1. A leaching vessel system, comprising:

a generally tubular vessel body including an elongate vessel stem extending along a length within an interior of the vessel body, and a nested platform array having; a first platform portion connectable with the vessel stem and adapted to hold plant material such that an extracting agent is directed along one or more first fluid flow paths; and a second platform portion connectable with the vessel stem and spaced from and below the first platform portion to hold plant material such that the extracting agent is directed along one or more second fluid flow paths.

2. The system of claim 1, wherein the generally tubular vessel body portion is generally cylindrical.

3. The system of claim 1, wherein at least one of the first and second platform portions is generally disc-shaped and perforated.

4. The system of claim 1, wherein at least one of the first and second platform portions is constructed of a porous screen material.

5. The system of claim 1, wherein at least one of the first and second platform portions is constructed of a mesh material.
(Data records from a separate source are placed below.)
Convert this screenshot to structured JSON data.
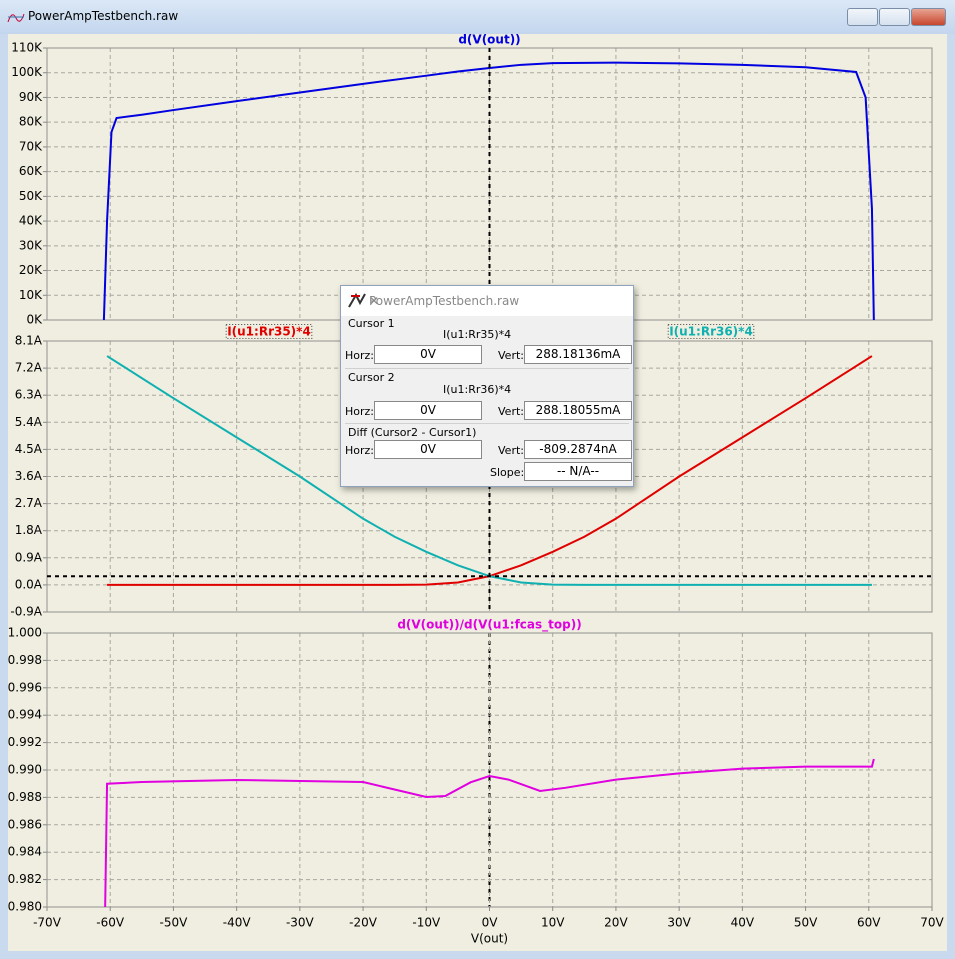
{
  "window": {
    "title": "PowerAmpTestbench.raw"
  },
  "chart_data": [
    {
      "type": "line",
      "ylim": [
        0,
        110000
      ],
      "yticks": [
        {
          "value": 0,
          "label": "0K"
        },
        {
          "value": 10000,
          "label": "10K"
        },
        {
          "value": 20000,
          "label": "20K"
        },
        {
          "value": 30000,
          "label": "30K"
        },
        {
          "value": 40000,
          "label": "40K"
        },
        {
          "value": 50000,
          "label": "50K"
        },
        {
          "value": 60000,
          "label": "60K"
        },
        {
          "value": 70000,
          "label": "70K"
        },
        {
          "value": 80000,
          "label": "80K"
        },
        {
          "value": 90000,
          "label": "90K"
        },
        {
          "value": 100000,
          "label": "100K"
        },
        {
          "value": 110000,
          "label": "110K"
        }
      ],
      "grid": true,
      "x": [
        -61,
        -60.5,
        -59.8,
        -59,
        -55,
        -50,
        -40,
        -30,
        -20,
        -10,
        -5,
        0,
        5,
        10,
        20,
        30,
        40,
        50,
        58,
        59.5,
        60.5,
        60.8
      ],
      "series": [
        {
          "name": "d(V(out))",
          "color": "#0000e0",
          "values": [
            0,
            40000,
            76000,
            81700,
            83000,
            84900,
            88500,
            92000,
            95500,
            98800,
            100500,
            101900,
            103200,
            103900,
            104100,
            103800,
            103200,
            102200,
            100300,
            90000,
            45000,
            0
          ]
        }
      ]
    },
    {
      "type": "line",
      "ylim": [
        -0.9,
        8.1
      ],
      "yticks": [
        {
          "value": -0.9,
          "label": "-0.9A"
        },
        {
          "value": 0,
          "label": "0.0A"
        },
        {
          "value": 0.9,
          "label": "0.9A"
        },
        {
          "value": 1.8,
          "label": "1.8A"
        },
        {
          "value": 2.7,
          "label": "2.7A"
        },
        {
          "value": 3.6,
          "label": "3.6A"
        },
        {
          "value": 4.5,
          "label": "4.5A"
        },
        {
          "value": 5.4,
          "label": "5.4A"
        },
        {
          "value": 6.3,
          "label": "6.3A"
        },
        {
          "value": 7.2,
          "label": "7.2A"
        },
        {
          "value": 8.1,
          "label": "8.1A"
        }
      ],
      "grid": true,
      "cursor": {
        "x": 0,
        "y": 0.28818136
      },
      "x": [
        -60.5,
        -50,
        -40,
        -30,
        -20,
        -15,
        -10,
        -5,
        0,
        5,
        10,
        15,
        20,
        30,
        40,
        50,
        60.5
      ],
      "series": [
        {
          "name": "I(u1:Rr35)*4",
          "color": "#e00000",
          "values": [
            0,
            0,
            0,
            0,
            0,
            0,
            0.01,
            0.08,
            0.29,
            0.65,
            1.1,
            1.6,
            2.2,
            3.6,
            4.9,
            6.2,
            7.6
          ]
        },
        {
          "name": "I(u1:Rr36)*4",
          "color": "#10b0b0",
          "values": [
            7.6,
            6.2,
            4.9,
            3.6,
            2.2,
            1.6,
            1.1,
            0.65,
            0.29,
            0.08,
            0.01,
            0,
            0,
            0,
            0,
            0,
            0
          ]
        }
      ]
    },
    {
      "type": "line",
      "ylim": [
        0.98,
        1.0
      ],
      "yticks": [
        {
          "value": 0.98,
          "label": "0.980"
        },
        0.982,
        0.984,
        0.986,
        0.988,
        {
          "value": 0.99,
          "label": "0.990"
        },
        0.992,
        0.994,
        0.996,
        0.998,
        {
          "value": 1.0,
          "label": "1.000"
        }
      ],
      "grid": true,
      "xlim": [
        -70,
        70
      ],
      "xticks": [
        {
          "value": -70,
          "label": "-70V"
        },
        {
          "value": -60,
          "label": "-60V"
        },
        {
          "value": -50,
          "label": "-50V"
        },
        {
          "value": -40,
          "label": "-40V"
        },
        {
          "value": -30,
          "label": "-30V"
        },
        {
          "value": -20,
          "label": "-20V"
        },
        {
          "value": -10,
          "label": "-10V"
        },
        {
          "value": 0,
          "label": "0V"
        },
        {
          "value": 10,
          "label": "10V"
        },
        {
          "value": 20,
          "label": "20V"
        },
        {
          "value": 30,
          "label": "30V"
        },
        {
          "value": 40,
          "label": "40V"
        },
        {
          "value": 50,
          "label": "50V"
        },
        {
          "value": 60,
          "label": "60V"
        },
        {
          "value": 70,
          "label": "70V"
        }
      ],
      "xlabel": "V(out)",
      "x": [
        -60.8,
        -60.5,
        -55,
        -40,
        -20,
        -10,
        -7,
        -3,
        0,
        3,
        8,
        12,
        20,
        30,
        40,
        50,
        60.5,
        60.8
      ],
      "series": [
        {
          "name": "d(V(out))/d(V(u1:fcas_top))",
          "color": "#e000e0",
          "values": [
            0.98,
            0.989,
            0.98912,
            0.98927,
            0.98912,
            0.98803,
            0.9881,
            0.9891,
            0.98956,
            0.9893,
            0.98847,
            0.9887,
            0.9893,
            0.98975,
            0.9901,
            0.99025,
            0.99025,
            0.9908
          ]
        }
      ]
    }
  ],
  "dialog": {
    "title": "PowerAmpTestbench.raw",
    "cursor1": {
      "heading": "Cursor 1",
      "trace": "I(u1:Rr35)*4",
      "horz_label": "Horz:",
      "horz": "0V",
      "vert_label": "Vert:",
      "vert": "288.18136mA"
    },
    "cursor2": {
      "heading": "Cursor 2",
      "trace": "I(u1:Rr36)*4",
      "horz_label": "Horz:",
      "horz": "0V",
      "vert_label": "Vert:",
      "vert": "288.18055mA"
    },
    "diff": {
      "heading": "Diff (Cursor2 - Cursor1)",
      "horz_label": "Horz:",
      "horz": "0V",
      "vert_label": "Vert:",
      "vert": "-809.2874nA",
      "slope_label": "Slope:",
      "slope": "-- N/A--"
    }
  }
}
6. The system of claim 1, wherein the one or more platform portions are selectively positionable along the vessel stem to create a modular configuration.

7. The system of claim 1, further including one or more additional platform portions spaced from the first and second platform portions.

8. The system of claim 1, further including a removable vessel top portion.

9. The system of claim 1, further including a vessel bottom portion tapering away from the vessel body to promote extraction efficiency and laminar flow.

10. The system of claim 1, wherein the elongate vessel stem includes a top end portion to facilitate removable of at least the elongate vessel stem and the connected first and second platform portions from the interior of the vessel body.

11. A nested leaching vessel system, comprising:

a generally tubular vessel body having an interior wall surface, and a modular and nested platform array having; at least one perforated first screen adapted for securement along the interior wall surface to hold plant material such that an extracting agent is directed along one or more first fluid flow paths; and at least one perforated second screen adapted for securement along the interior wall surface, spaced from the perforated first screen, to hold plant material such that the extracting agent is directed along one or more second fluid flow paths.

12. The system of claim 11, wherein the generally tubular vessel body portion is generally cylindrical.

13. The system of claim 11, further including an elongate stem operably connected to the at least one perforated first screen and the at least one perforated second screen.

14. The system of claim 11, further including one or more additional perforated screens spaced from the at least one perforated second screen.

15. The system of claim 11, further including a removable vessel top portion.

16. The system of claim 11, further including a vessel bottom portion tapering away from the vessel body to facilitate laminar flow.

17. The system of claim 11, further including an elongate vessel stem including a top end portion to facilitate removable of the at least one perforated first screen and the at least one perforated second screen from the interior of the vessel body.

18. The system of claim 11, further including a tapered vessel bottom portion having one or more perforated bottom screens.

19. The system of claim 11, wherein the at least one perforated first screen and the at least one perforated second screen slow and distribute flow of the extracting agent.

20. The system of claim 11, further including at least one interior support tube adapted to support and space the at least one perforated first screen and the at least one perforated second screen.